ただただ、素晴らしかったとしか言いようがありませんでした。
最終日、駆け込みで鑑賞出来て良かった・・・。
私は若冲を見るのは初めてです。
いえ、正しく言えばこれほどの画家ですから、どこかで目にしたことはあるのでしょうが、「若冲を鑑賞する」と銘うって足を運ぶのは初めてです。
9時前から並んで開場を待ちました。先頭の人は何時にきているのでしょう。
お好きな方は、かなり熱狂的にお好きなようなので、この静かに見える行列は実は熱い想いを秘めている、特異な一団です。
見る間に列が長くなってゆき、いつしか、周りの人の静かで熱い想いが伝染して、私の期待も高まってきます。
期待を高め過ぎて、失敗するということもありますが、なんの!私ごときの想像力をはるかに超えた高い域の世界の展開に、呼吸とまばたきを忘れました。
鑑賞しながら、若冲というのはバラ寿司に似ているな、と思いました。(卑近な例えで失礼。)
バラ寿司というのはご存知のとおり、赤身や白身の魚、イクラ、胡瓜、沢庵等、好きなものを賽の目に切り、食材の色取りを楽しみ、混ぜて、口のなかで渾然一体となった味を楽しむ寿司ですが、大胆な構図、美しい色彩、緻密な技、偏執的とも言える完成度、これら全てが調和して押し寄せて来る、そんな味がするのです。
さらに、その味わいの中で、画家の描いていて楽しくてたまらん、という気持ちが伝わってきます。
しかし、美しい色彩の掛け軸より、私の心を捉えて離さなくなったのは、墨で描かれた作品でした。
緻密な線や点で仕上げる技術や根気(根気は才能のうち)もすごいけれど、一気に引かれた線の、その味わい、特に花鳥人物図屏風の人物のアウトラインの美しさには深いものがありました。
この線一本で、侘びもさびも、この人物の心の豊かさ、旅(と勝手に決めています)の寂しさ、楽しさ、みんな表しているような気さえします。
勿論、鶴図屏風の鶴の身体のなめらかな線も忘れることが出来ません。
うちのジイサンはこれが一番気に入ったようでした。
そして、たくさんある中でプライスさんが、ひとつあげるよと言って下さるのでしたら、私は鯉魚図をいただきます。(笑)
この、モダンな構図、たまりません。
雑誌の記事に「今やっと日本が若冲と恋におちる」というくだりがありましたが、私もその一億分のひとりに加わりました。

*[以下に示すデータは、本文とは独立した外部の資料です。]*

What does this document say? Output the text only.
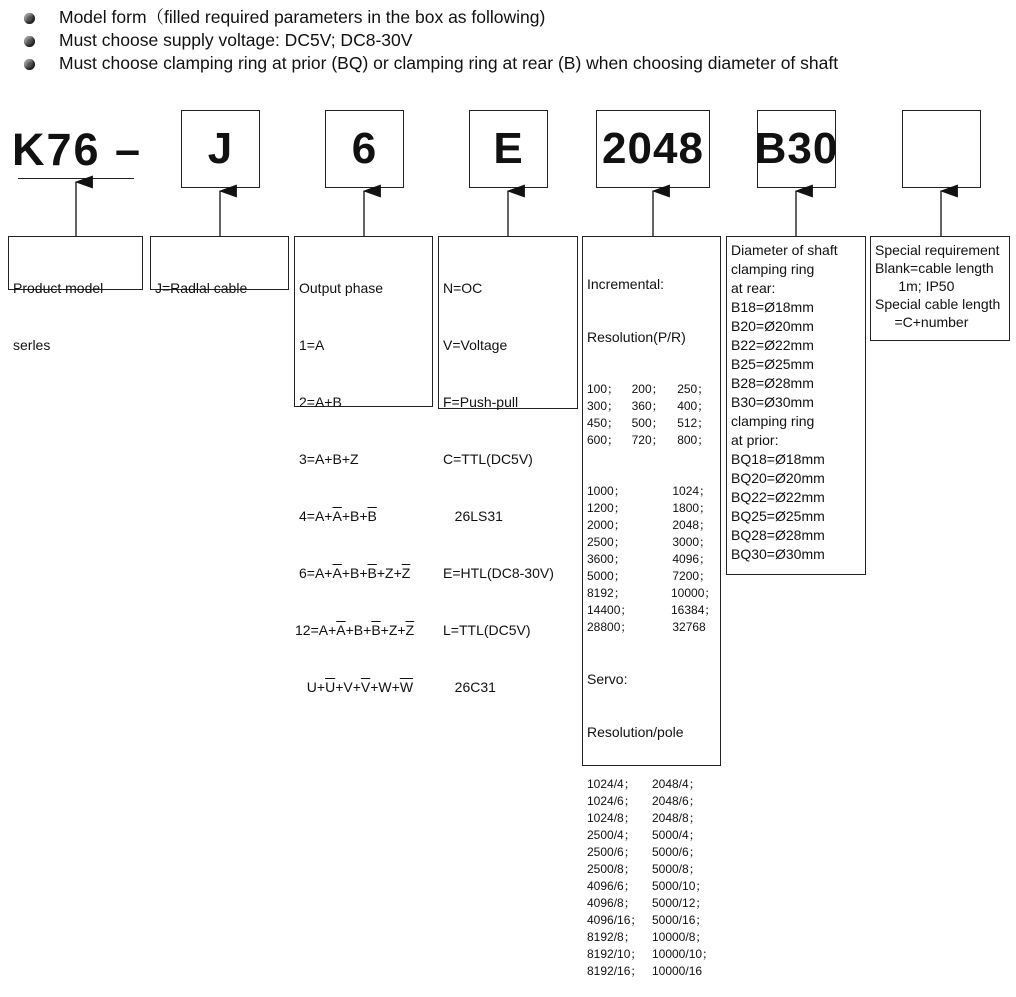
Model form（filled required parameters in the box as following)
Must choose supply voltage: DC5V; DC8-30V
Must choose clamping ring at prior (BQ) or clamping ring at rear (B) when choosing diameter of shaft
K76 –	J	6	E	2048 B30

Product model

serles

J=Radlal cable

	Output phase

1=A

2=A+B

3=A+B+Z

$4=A+\overline{A}+B+\overline{B}$

$6=A+\overline{A}+B+\overline{B}+Z+\overline{Z}$

$12=A+\overline{A}+B+\overline{B}+Z+\overline{Z}$

$U+\overline{U}+V+\overline{V}+W+\overline{W}$

N=OC

V=Voltage

F=Push-pull

C=TTL(DC5V)

26LS31

E=HTL(DC8-30V)

L=TTL(DC5V)

26C31

Incremental:

Resolution(P/R)

100；	200；	250；
300；	360；	400；
450；	500；	512；
600；	720；	800；

1000；	1024；
1200；	1800；
2000；	2048；
2500；	3000；
3600；	4096；
5000；	7200；
8192；	10000；
14400；	16384；
28800；	32768

Servo:

Resolution/pole

1024/4；	2048/4；
1024/6；	2048/6；
1024/8；	2048/8；
2500/4；	5000/4；
2500/6；	5000/6；
2500/8；	5000/8；
4096/6；	5000/10；
4096/8；	5000/12；
4096/16； 5000/16；
8192/8；	10000/8；
8192/10； 10000/10；
8192/16； 10000/16

Diameter of shaft
clamping ring
at rear:
B18=Ø18mm
B20=Ø20mm
B22=Ø22mm
B25=Ø25mm
B28=Ø28mm
B30=Ø30mm
clamping ring
at prior:
BQ18=Ø18mm
BQ20=Ø20mm
BQ22=Ø22mm
BQ25=Ø25mm
BQ28=Ø28mm
BQ30=Ø30mm
Special requirement
Blank=cable length
1m; IP50
Special cable length
=C+number
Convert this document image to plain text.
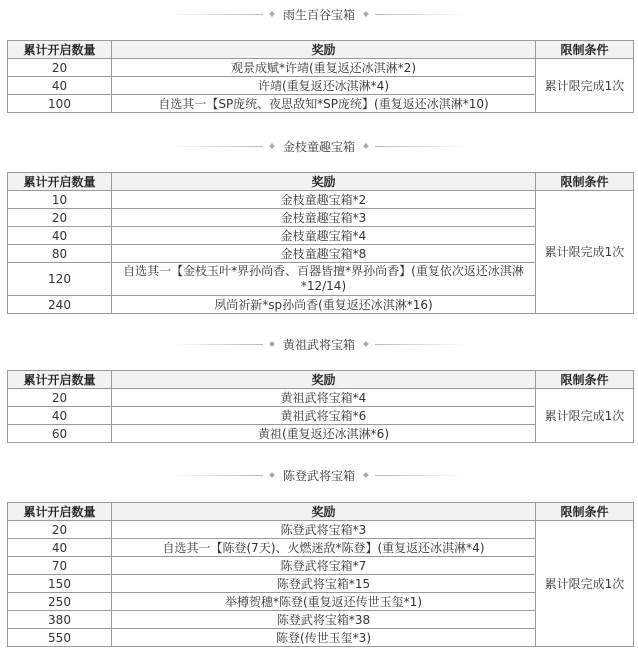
雨生百谷宝箱
累计开启数量	奖励	限制条件
20	观景成赋*许靖(重复返还冰淇淋*2)	累计限完成1次
40	许靖(重复返还冰淇淋*4)	
100	自选其一【SP庞统、夜思敌知*SP庞统】(重复返还冰淇淋*10)	
金枝童趣宝箱
累计开启数量	奖励	限制条件
10	金枝童趣宝箱*2	累计限完成1次
20	金枝童趣宝箱*3	
40	金枝童趣宝箱*4	
80	金枝童趣宝箱*8	
120	自选其一【金枝玉叶*界孙尚香、百器皆擅*界孙尚香】(重复依次返还冰淇淋*12/14)	
240	夙尚祈新*sp孙尚香(重复返还冰淇淋*16)	
黄祖武将宝箱
累计开启数量	奖励	限制条件
20	黄祖武将宝箱*4	累计限完成1次
40	黄祖武将宝箱*6	
60	黄祖(重复返还冰淇淋*6)	
陈登武将宝箱
累计开启数量	奖励	限制条件
20	陈登武将宝箱*3	累计限完成1次
40	自选其一【陈登(7天)、火燃迷敌*陈登】(重复返还冰淇淋*4)	
70	陈登武将宝箱*7	
150	陈登武将宝箱*15	
250	举樽贺穗*陈登(重复返还传世玉玺*1)	
380	陈登武将宝箱*38	
550	陈登(传世玉玺*3)	
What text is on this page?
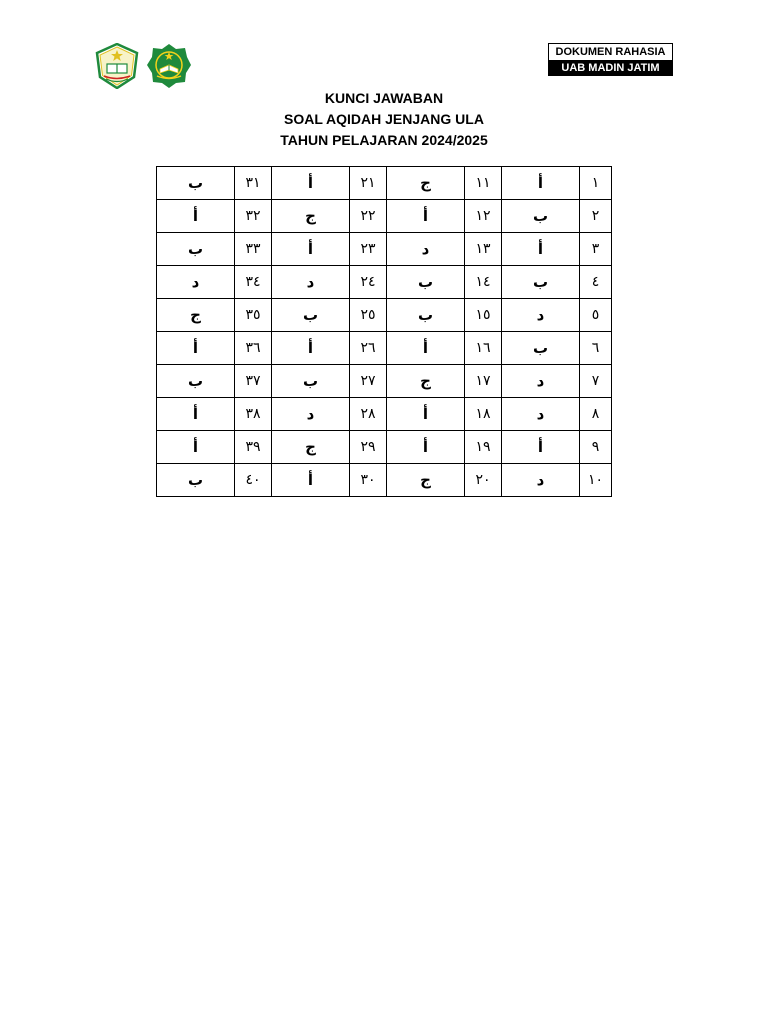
DOKUMEN RAHASIA
UAB MADIN JATIM
KUNCI JAWABAN
SOAL AQIDAH JENJANG ULA
TAHUN PELAJARAN 2024/2025
ب	٣١	أ	٢١	ج	١١	أ	١
أ	٣٢	ج	٢٢	أ	١٢	ب	٢
ب	٣٣	أ	٢٣	د	١٣	أ	٣
د	٣٤	د	٢٤	ب	١٤	ب	٤
ج	٣٥	ب	٢٥	ب	١٥	د	٥
أ	٣٦	أ	٢٦	أ	١٦	ب	٦
ب	٣٧	ب	٢٧	ج	١٧	د	٧
أ	٣٨	د	٢٨	أ	١٨	د	٨
أ	٣٩	ج	٢٩	أ	١٩	أ	٩
ب	٤٠	أ	٣٠	ج	٢٠	د	١٠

あっ、うちのジイサンも、家へ帰ってきてからも「まだアタマがぼーっとする」と言ったくらいだったので、もう一人追加です。
・・・というわけで興奮のるつぼにありましたので、思わず買っちゃいました・・・。
一体、いつ、どこで着る・・・?
しかも若冲の素晴らしさに比べてこんな写真ですみません。